In Ghana, he has, inter alia, served on the President's Economic Advisory Council (2012), the Fiscal Responsibility Advisory Council (2019–2020), and the Eminent Panel for Ghana Priorities of the Copenhagen Consensus Center.

== Research and publications ==
Fosu is internationally recognized for his work on the interconnections between growth, inequality, and poverty. His 2017 article, Growth, Inequality, and Poverty Reduction in Developing Countries: Recent Global Evidence, published in Research in Economics, received the Elsevier Atlas Award for its global impact on development studies.

His research also covers institutions and development, the political economy of reform, export diversification, as well as debt and macroeconomic stability.

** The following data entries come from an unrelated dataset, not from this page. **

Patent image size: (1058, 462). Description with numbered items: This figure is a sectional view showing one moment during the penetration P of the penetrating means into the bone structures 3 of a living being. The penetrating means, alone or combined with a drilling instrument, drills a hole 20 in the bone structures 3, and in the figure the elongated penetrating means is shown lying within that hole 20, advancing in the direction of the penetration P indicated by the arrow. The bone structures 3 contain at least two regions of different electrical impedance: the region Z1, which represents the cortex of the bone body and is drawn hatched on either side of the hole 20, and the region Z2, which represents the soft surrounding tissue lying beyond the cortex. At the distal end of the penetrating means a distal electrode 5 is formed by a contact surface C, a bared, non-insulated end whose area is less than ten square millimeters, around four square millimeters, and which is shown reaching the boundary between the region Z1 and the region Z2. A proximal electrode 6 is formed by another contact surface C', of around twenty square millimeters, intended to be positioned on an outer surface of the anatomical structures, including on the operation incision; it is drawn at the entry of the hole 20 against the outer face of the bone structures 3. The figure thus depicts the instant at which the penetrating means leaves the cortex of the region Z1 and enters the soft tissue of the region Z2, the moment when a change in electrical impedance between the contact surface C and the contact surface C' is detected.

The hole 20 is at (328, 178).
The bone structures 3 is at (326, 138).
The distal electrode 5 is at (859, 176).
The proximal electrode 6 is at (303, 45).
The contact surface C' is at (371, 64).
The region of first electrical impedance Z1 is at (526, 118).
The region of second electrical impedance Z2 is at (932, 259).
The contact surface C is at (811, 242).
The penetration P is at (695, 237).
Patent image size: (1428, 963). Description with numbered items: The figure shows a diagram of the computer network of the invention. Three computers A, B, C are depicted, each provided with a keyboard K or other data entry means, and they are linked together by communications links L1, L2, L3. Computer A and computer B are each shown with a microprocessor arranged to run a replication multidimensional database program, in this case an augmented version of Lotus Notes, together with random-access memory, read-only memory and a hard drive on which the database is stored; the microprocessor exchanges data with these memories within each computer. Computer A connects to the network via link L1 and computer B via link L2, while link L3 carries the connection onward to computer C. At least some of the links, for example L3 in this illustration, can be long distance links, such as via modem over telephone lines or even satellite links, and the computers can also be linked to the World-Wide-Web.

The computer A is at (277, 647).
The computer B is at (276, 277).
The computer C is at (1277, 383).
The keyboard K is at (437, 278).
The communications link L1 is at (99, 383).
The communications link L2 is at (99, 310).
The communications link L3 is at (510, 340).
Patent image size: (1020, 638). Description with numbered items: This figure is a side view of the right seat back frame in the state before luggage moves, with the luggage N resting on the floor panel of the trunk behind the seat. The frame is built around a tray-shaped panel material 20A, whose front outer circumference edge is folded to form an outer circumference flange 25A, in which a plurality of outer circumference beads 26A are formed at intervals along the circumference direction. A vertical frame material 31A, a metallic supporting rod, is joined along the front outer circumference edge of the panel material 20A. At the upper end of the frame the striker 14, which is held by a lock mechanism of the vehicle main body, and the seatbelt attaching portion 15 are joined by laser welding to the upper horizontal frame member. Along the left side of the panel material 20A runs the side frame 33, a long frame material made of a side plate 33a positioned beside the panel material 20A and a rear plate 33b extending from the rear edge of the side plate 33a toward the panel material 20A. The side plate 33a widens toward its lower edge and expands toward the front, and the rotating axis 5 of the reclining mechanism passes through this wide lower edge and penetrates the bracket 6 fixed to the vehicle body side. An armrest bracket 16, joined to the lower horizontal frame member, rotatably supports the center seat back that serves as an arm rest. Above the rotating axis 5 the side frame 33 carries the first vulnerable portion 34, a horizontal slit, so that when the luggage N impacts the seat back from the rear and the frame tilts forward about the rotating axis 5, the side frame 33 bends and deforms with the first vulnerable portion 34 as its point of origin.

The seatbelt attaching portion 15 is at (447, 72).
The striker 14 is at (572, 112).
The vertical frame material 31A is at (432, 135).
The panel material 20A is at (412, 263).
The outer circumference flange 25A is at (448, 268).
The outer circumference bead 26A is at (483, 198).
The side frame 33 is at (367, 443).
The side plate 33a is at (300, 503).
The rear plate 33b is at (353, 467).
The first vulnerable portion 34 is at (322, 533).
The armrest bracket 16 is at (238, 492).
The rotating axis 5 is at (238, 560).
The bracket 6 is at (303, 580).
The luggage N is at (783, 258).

In addition to numerous journal articles, he has authored or edited more than a dozen books/volumes, including:
- Growth and Institutions in African Development (Routledge, 2015)
- Achieving Development Success: Strategies and Lessons from the Developing World (Oxford University Press, 2013)
- Development Success: Historical Accounts from More Advanced Countries (Oxford University Press, 2013)
- Poverty in Africa: Analytical and Policy Perspectives (University of Nairobi Press, 2009), with G. Mwabu and E. Thorbecke
- The Political Economy of Economic Growth in Africa, 1960–2000: Country Case Studies (Cambridge University Press, 2008), with B. Ndulu, S. O’Connell, J.-P. Azam, R. Bates, J. Gunning, and D. Njinkeu
- Post-conflict Economies in Africa (Palgrave Macmillan, 2005), with P. Collier

== Awards and recognition ==
Fosu has received numerous honors recognizing his academic excellence and policy impact. He received the Elsevier Atlas Award in 2018 at the University of Oxford and has been consistently ranked among the top 1% of economists in Africa and the top 5% globally in terms of research output and citation impact, according to IDEAS/RePEc. He is also listed among the world's top 2% of scientists based on publication citations. He is also ranked among Stanford University's list of the world's top 2% most-cited scientists. And ScholarGPS designates him as ‘Highly Ranked Scholar – All Lifetime’.

Fosu is a Distinguished Fellow of the International Core Academy of Sciences and Humanities and has delivered keynote addresses at major international institutions including the International Monetary Fund, World Bank, Brookings Institution, Harvard University, University of Oxford, and the African Union. In May 2008,for instance he gave the keynote address in Beijing, China, on Africa's economic development during a visit by African ministers.